Search code examples
pythonxmllint

How to extract lines between repetitive n number of tags from XML and continue until last tag?


I have an XML file with over 2,500 <Item> elements.

The example below shows the sample layout. I want to copy every line in between <Item name="1st"> and the <Item name="500th"> to a new file as is. Then continue to the next 500 from <Item name=501st"> onwards, and write that out to a new file. Result is 5 new files. Nothing to be skipped.

<Item name="1st"><ItemProperties>
<property>data</property><property>data</property>
</ItemProperties>
...
...
<Item name="500th"><ItemProperties>
<property>data</property><property>data</property>
</ItemProperties>

The below operation does it for the first 500, but I do not know how to keep going until the last closing tag.
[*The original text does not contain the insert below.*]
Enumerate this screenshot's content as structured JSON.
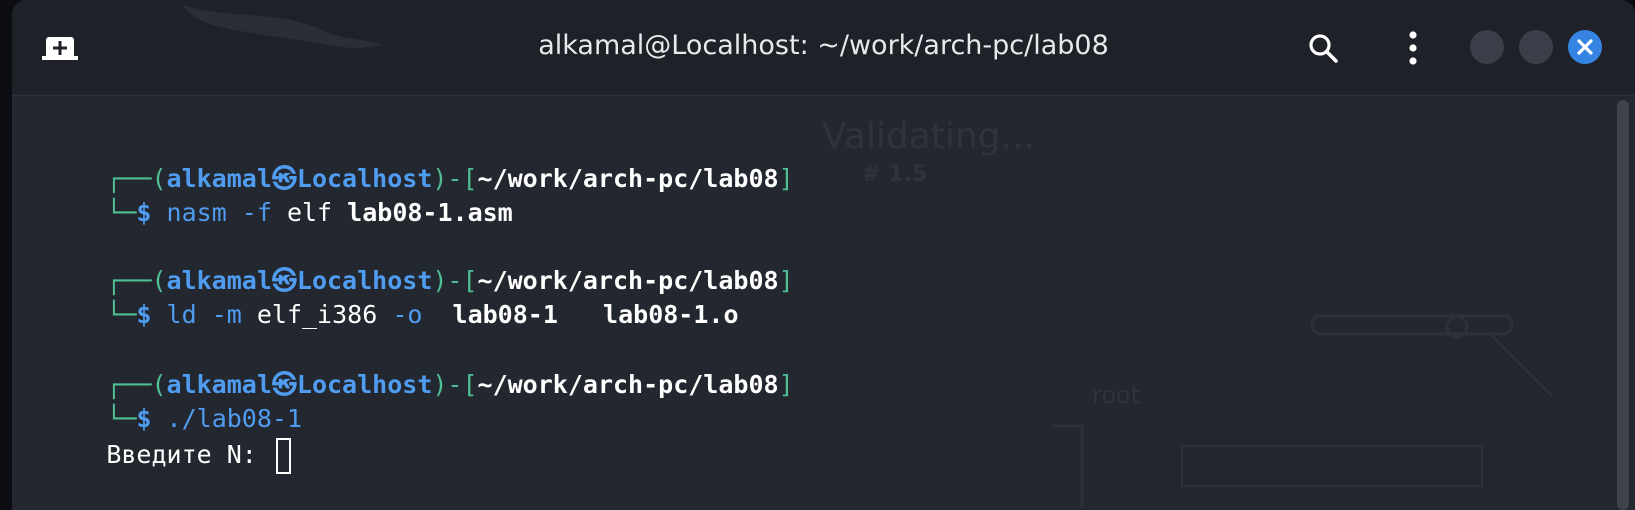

xmllint --xpath "//Item[position()<=500]" FileName.XML > Output1.XML

See this link for an example:


Solution

  • Using python, first solution is to treat from line 0 to the last line, one line at a time:

    nfh = None
    with open('foo.xml') as fh:
        num = 0
        for index, line in enumerate(fh):
            if not index % 500:
                num += 1
                if nfh:
                    nfh.close()
                nfh =  open('file_name{}.txt'.format(num), 'w')
            nfh.write(line)
    if nfh:
        nfh.close()
    

    Second, is using lxml to enumerate only specific tag in the XML file:

    import lxml.etree as etree
    xml_data = etree.parse('foo.xml')
    nfh = None
    num = 0
    
    for index, tag in enumerate(xml_data.xpath('//Item')):
        # Enumerate 500 tags
        if not index % 500:
            num += 1
            if nfh:
                nfh.close()
            nfh =  open('Output{}.XML'.format(num), 'wb')
        nfh.write(etree.tostring(tag))
    if nfh:
        nfh.close()
    

    This, assuming your XML is closer to this:

    <root>
    <Item name="1st"><ItemProperties>
    <property>data</property><property>data</property>
    </ItemProperties>
    </Item>
    <Item name="2nd"><ItemProperties>
    <property>data</property><property>data</property>
    </ItemProperties>
    </Item>
    ....
    <Item name="500th"><ItemProperties>
    <property>data</property><property>data</property>
    </ItemProperties>
    </Item>
    ....
    </root>